L'histoire de cette maison
Castillo de Jijona incarne l'essence de la confiserie valencienne depuis des décennies. Basée dans la région historique de Jijona, en province d'Alicante, la maison perpétue un savoir-faire transmis de génération en génération — celui du turrón, cette confiserie qui a fait la réputation gastronomique de la région bien avant que les frontières modernes ne la redessinent.
Jijona, petit berceau montagneux, a toujours joui d'une proximité naturelle avec le miel et les fruits secs. C'est là, dans cet écrin méditerranéen, que Castillo de Jijona a cristallisé une méthode: sélectionner des cacahuètes grillées avec parcimonie, les marier à un miel pur, et laisser reposer le savoir-faire plutôt que de céder aux sirènes de l'industrialisation.
Ce qui rendait ce produit singulier
Le nougat dur aux arachides propose une expérience tactile et gustative rarissime: celle d'un produit qui refuse le compromis. Contrairement aux turrons mous ou aux bonbons lisses, ce nougat affiche une densité ferme qui impose au palais un dialogue véritable. Chaque bouchée demande une mastication consciencieuse, révélant par étapes: d'abord le croquant franc de l'arachide torréfiée, puis la douceur mielleuse qui se libère progressivement, enfin cet arôme de grain grillé qui persiste en arrière-bouche comme une signature olfactive incontournable.

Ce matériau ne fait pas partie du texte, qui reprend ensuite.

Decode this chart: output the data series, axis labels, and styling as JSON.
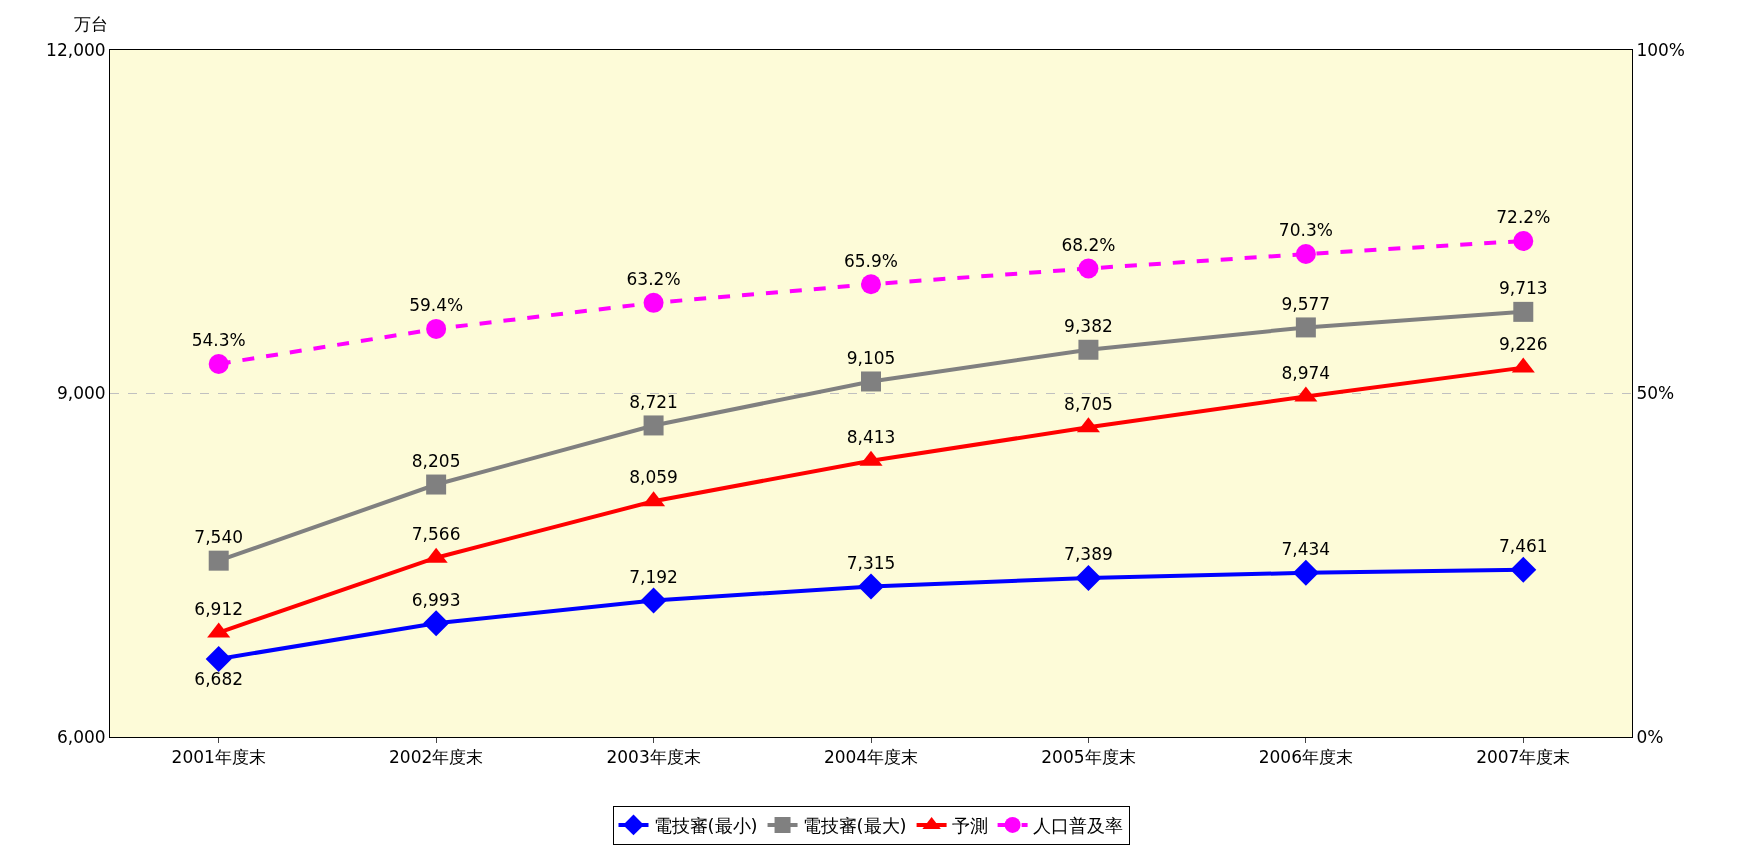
{
  "chart_data": {
    "type": "line",
    "ylabel": "万台",
    "categories": [
      "2001年度末",
      "2002年度末",
      "2003年度末",
      "2004年度末",
      "2005年度末",
      "2006年度末",
      "2007年度末"
    ],
    "series": [
      {
        "name": "電技審(最小)",
        "color": "#0000ff",
        "marker": "diamond",
        "values": [
          6682,
          6993,
          7192,
          7315,
          7389,
          7434,
          7461
        ],
        "value_labels": [
          "6,682",
          "6,993",
          "7,192",
          "7,315",
          "7,389",
          "7,434",
          "7,461"
        ]
      },
      {
        "name": "電技審(最大)",
        "color": "#808080",
        "marker": "square",
        "values": [
          7540,
          8205,
          8721,
          9105,
          9382,
          9577,
          9713
        ],
        "value_labels": [
          "7,540",
          "8,205",
          "8,721",
          "9,105",
          "9,382",
          "9,577",
          "9,713"
        ]
      },
      {
        "name": "予測",
        "color": "#ff0000",
        "marker": "triangle",
        "values": [
          6912,
          7566,
          8059,
          8413,
          8705,
          8974,
          9226
        ],
        "value_labels": [
          "6,912",
          "7,566",
          "8,059",
          "8,413",
          "8,705",
          "8,974",
          "9,226"
        ]
      },
      {
        "name": "人口普及率",
        "color": "#ff00ff",
        "marker": "circle",
        "line_style": "dashed",
        "axis": "y2",
        "values": [
          54.3,
          59.4,
          63.2,
          65.9,
          68.2,
          70.3,
          72.2
        ],
        "value_labels": [
          "54.3%",
          "59.4%",
          "63.2%",
          "65.9%",
          "68.2%",
          "70.3%",
          "72.2%"
        ]
      }
    ],
    "ylim": [
      6000,
      12000
    ],
    "yticks": [
      {
        "value": 6000,
        "label": "6,000"
      },
      {
        "value": 9000,
        "label": "9,000"
      },
      {
        "value": 12000,
        "label": "12,000"
      }
    ],
    "y2lim": [
      0,
      100
    ],
    "y2ticks": [
      {
        "value": 0,
        "label": "0%"
      },
      {
        "value": 50,
        "label": "50%"
      },
      {
        "value": 100,
        "label": "100%"
      }
    ],
    "grid": "y",
    "legend": "bottom"
  }
}
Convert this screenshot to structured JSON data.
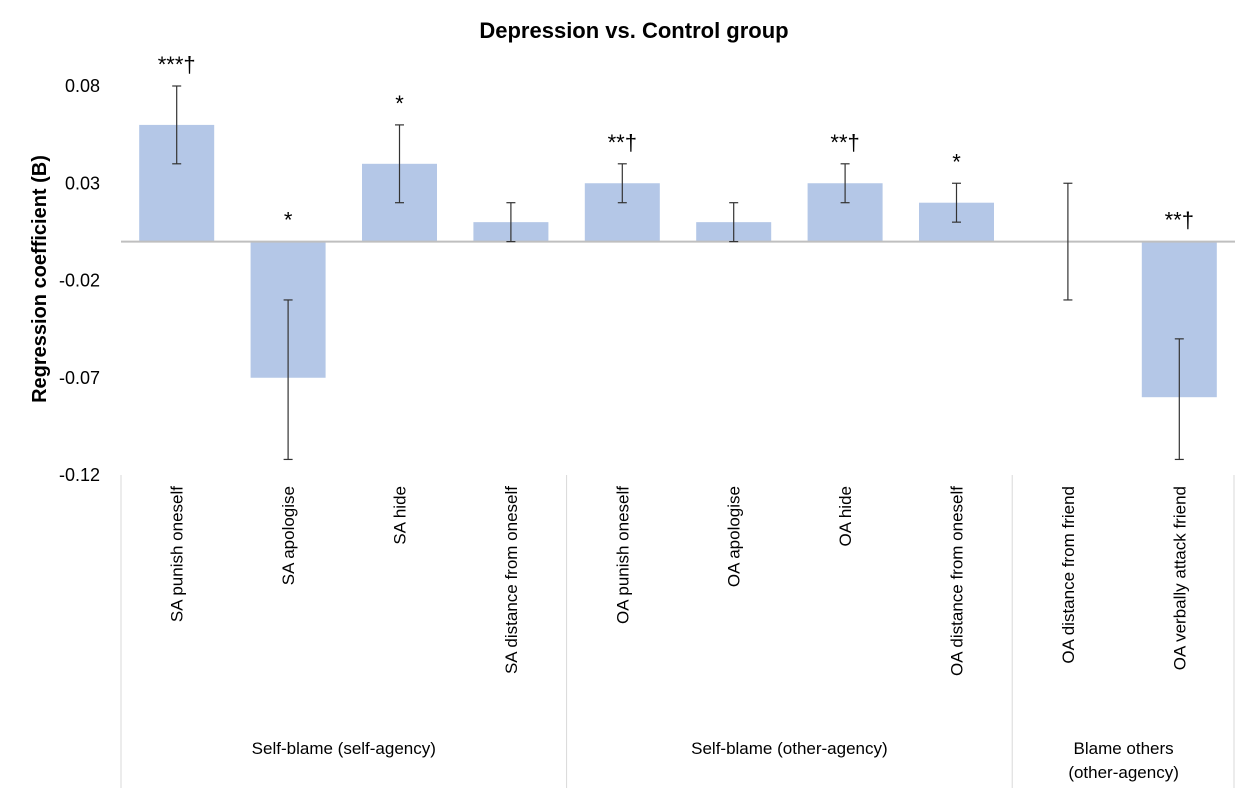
{
  "chart_data": {
    "type": "bar",
    "title": "Depression vs. Control group",
    "xlabel": "",
    "ylabel": "Regression coefficient (B)",
    "ylim": [
      -0.12,
      0.08
    ],
    "yticks": [
      "0.08",
      "0.03",
      "-0.02",
      "-0.07",
      "-0.12"
    ],
    "ytick_values": [
      0.08,
      0.03,
      -0.02,
      -0.07,
      -0.12
    ],
    "grid": false,
    "bar_color": "#b4c7e7",
    "categories": [
      "SA punish oneself",
      "SA apologise",
      "SA hide",
      "SA distance from oneself",
      "OA punish oneself",
      "OA apologise",
      "OA hide",
      "OA distance from oneself",
      "OA distance from friend",
      "OA verbally attack friend"
    ],
    "values": [
      0.06,
      -0.07,
      0.04,
      0.01,
      0.03,
      0.01,
      0.03,
      0.02,
      0.0,
      -0.08
    ],
    "error_low": [
      0.04,
      -0.112,
      0.02,
      0.0,
      0.02,
      0.0,
      0.02,
      0.01,
      -0.03,
      -0.112
    ],
    "error_high": [
      0.08,
      -0.03,
      0.06,
      0.02,
      0.04,
      0.02,
      0.04,
      0.03,
      0.03,
      -0.05
    ],
    "significance": [
      "***†",
      "*",
      "*",
      "",
      "**†",
      "",
      "**†",
      "*",
      "",
      "**†"
    ],
    "groups": [
      {
        "label": "Self-blame (self-agency)",
        "count": 4
      },
      {
        "label": "Self-blame (other-agency)",
        "count": 4
      },
      {
        "label": "Blame others (other-agency)",
        "count": 2
      }
    ]
  }
}
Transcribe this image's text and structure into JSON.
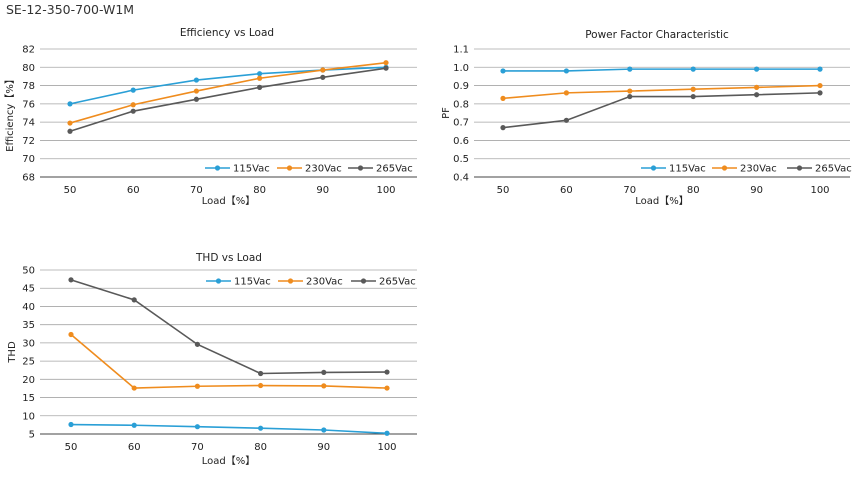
{
  "page_title": "SE-12-350-700-W1M",
  "chart_data": [
    {
      "type": "line",
      "title": "Efficiency vs Load",
      "xlabel": "Load【%】",
      "ylabel": "Efficiency【%】",
      "categories": [
        "50",
        "60",
        "70",
        "80",
        "90",
        "100"
      ],
      "ylim": [
        68,
        82
      ],
      "yticks": [
        "68",
        "70",
        "72",
        "74",
        "76",
        "78",
        "80",
        "82"
      ],
      "legend": "bottom-right",
      "grid": true,
      "series": [
        {
          "name": "115Vac",
          "color": "#2a9fd6",
          "values": [
            76.0,
            77.5,
            78.6,
            79.3,
            79.7,
            80.0
          ]
        },
        {
          "name": "230Vac",
          "color": "#ef8c1e",
          "values": [
            73.9,
            75.9,
            77.4,
            78.8,
            79.7,
            80.5
          ]
        },
        {
          "name": "265Vac",
          "color": "#595959",
          "values": [
            73.0,
            75.2,
            76.5,
            77.8,
            78.9,
            79.9
          ]
        }
      ]
    },
    {
      "type": "line",
      "title": "Power Factor Characteristic",
      "xlabel": "Load【%】",
      "ylabel": "PF",
      "categories": [
        "50",
        "60",
        "70",
        "80",
        "90",
        "100"
      ],
      "ylim": [
        0.4,
        1.1
      ],
      "yticks": [
        "0.4",
        "0.5",
        "0.6",
        "0.7",
        "0.8",
        "0.9",
        "1.0",
        "1.1"
      ],
      "legend": "bottom-right",
      "grid": true,
      "series": [
        {
          "name": "115Vac",
          "color": "#2a9fd6",
          "values": [
            0.98,
            0.98,
            0.99,
            0.99,
            0.99,
            0.99
          ]
        },
        {
          "name": "230Vac",
          "color": "#ef8c1e",
          "values": [
            0.83,
            0.86,
            0.87,
            0.88,
            0.89,
            0.9
          ]
        },
        {
          "name": "265Vac",
          "color": "#595959",
          "values": [
            0.67,
            0.71,
            0.84,
            0.84,
            0.85,
            0.86
          ]
        }
      ]
    },
    {
      "type": "line",
      "title": "THD vs Load",
      "xlabel": "Load【%】",
      "ylabel": "THD",
      "categories": [
        "50",
        "60",
        "70",
        "80",
        "90",
        "100"
      ],
      "ylim": [
        5,
        50
      ],
      "yticks": [
        "5",
        "10",
        "15",
        "20",
        "25",
        "30",
        "35",
        "40",
        "45",
        "50"
      ],
      "legend": "top-right",
      "grid": true,
      "series": [
        {
          "name": "115Vac",
          "color": "#2a9fd6",
          "values": [
            7.6,
            7.4,
            7.0,
            6.6,
            6.1,
            5.2
          ]
        },
        {
          "name": "230Vac",
          "color": "#ef8c1e",
          "values": [
            32.3,
            17.6,
            18.1,
            18.3,
            18.2,
            17.6
          ]
        },
        {
          "name": "265Vac",
          "color": "#595959",
          "values": [
            47.3,
            41.8,
            29.6,
            21.6,
            21.9,
            22.0
          ]
        }
      ]
    }
  ]
}
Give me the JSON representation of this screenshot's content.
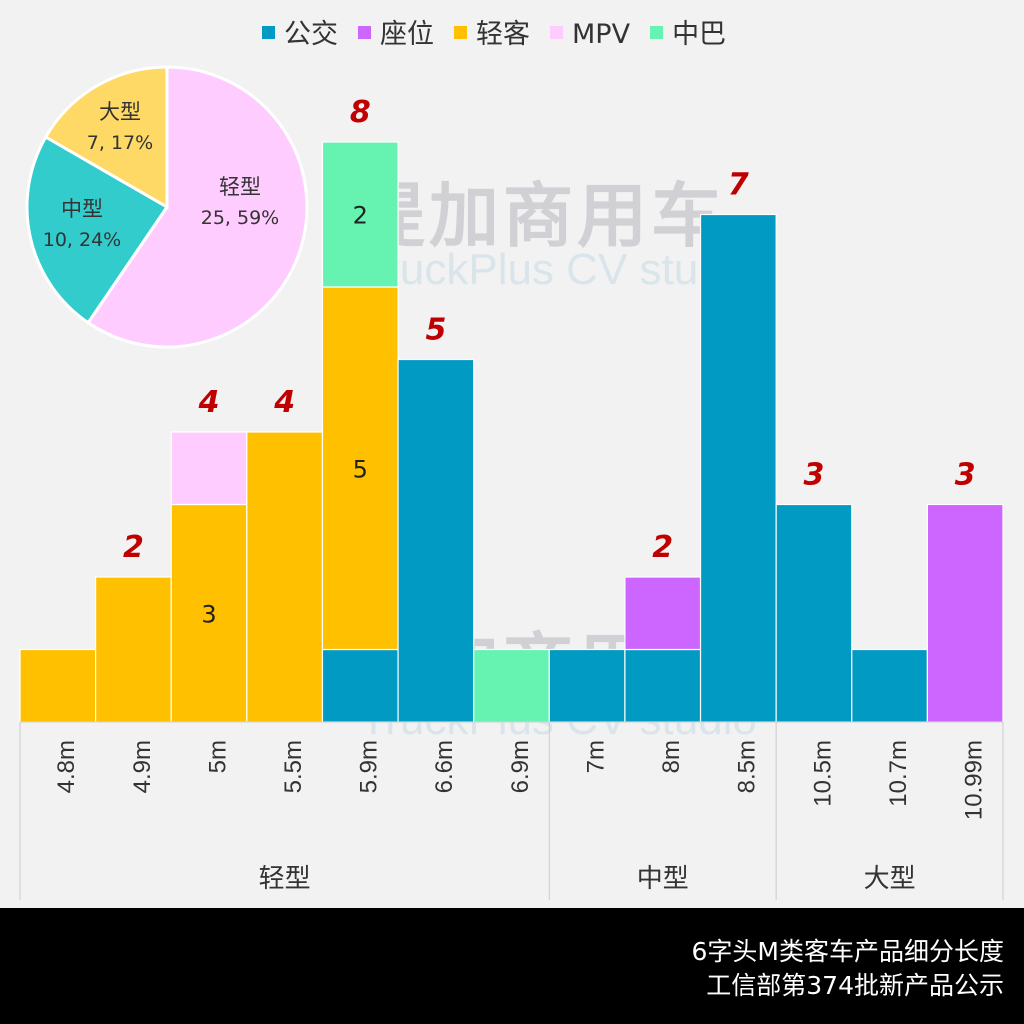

Sa singularité réside aussi dans son authenticité d'ingrédients. Sans additifs superflus, sans gélatine, sans colorant, il appartient à cette catégorie rare de confiseries où le produit parle de sa matière première plutôt que de son emballage. Le miel pur et les arachides sélectionnées ne sont pas des décors mais les véritables protagonistes — une honnêteté qui traverse le temps et les modes.
Comment nous l'avons servi
En accompagnement du café ou du verre de Xérès, ce nougat dur trouvait son apothéose: le croquant du produit appelait la digestibilité tranquille du café crème ou la richesse saline d'un fino bien frais. C'était un véritable moment de pause, d'échange, à l'espagnole.
Certains clients l'intégraient aussi — délibérément fracturé — dans des compositions de plateaux de partage, où son cassant contrastait avec les fromages affinés ou les charcuteries ibériques. Le nougat dur devient alors un pont textural qui demande au convive de ralentir.
Plus rarement mais avec succès, quelques cuisiniers de notre réseau l'incorporaient finement concassé à des préparations salées: effrités sur un risotto aux légumes d'automne, ou parsemés sur une betterave rôtie, offrant une note de miel caramélisé et de corps qui réveille sans surcharger.
Ce turrón dur ne se grignote pas distraitement: sa densité impose une vraie mastication, et c'est là tout son intérêt. D'abord le croquant de l'arachide torréfiée, puis la douceur mielleuse qui se libère, enfin cet arôme de grain grillé qui persiste. Avec un café serré ou un fino bien frais, ce nougat n'était pas un dessert — c'était un moment de pause, à l'espagnole.
Pourquoi il a quitté notre Cellier
Tout produit bénéficie d'une rotation naturelle. Celui-ci, fidèle et respecté, a cédé sa place à d'autres découvertes du monde sucré espagnol — une alternance qui préserve la curiosité du Cellier et honore d'autres maisons dont le tour d'être exploré approchait. C'est le rythme ordinaire de notre espace: on archive, on explore, on revient parfois.
Pour aller plus loin
Si ce nougat dur vous manque, le Cellier conserve d'autres trésors de la confiserie espagnole à explorer: des turrons mous d'autres maisons artisanales, des pâtes de fruits régionales, ou des mels artisanaux qui permettront de retrouver cette douceur mielleuse sous d'autres formes. Chaque rotation ouvre des portes; celle-ci aussi.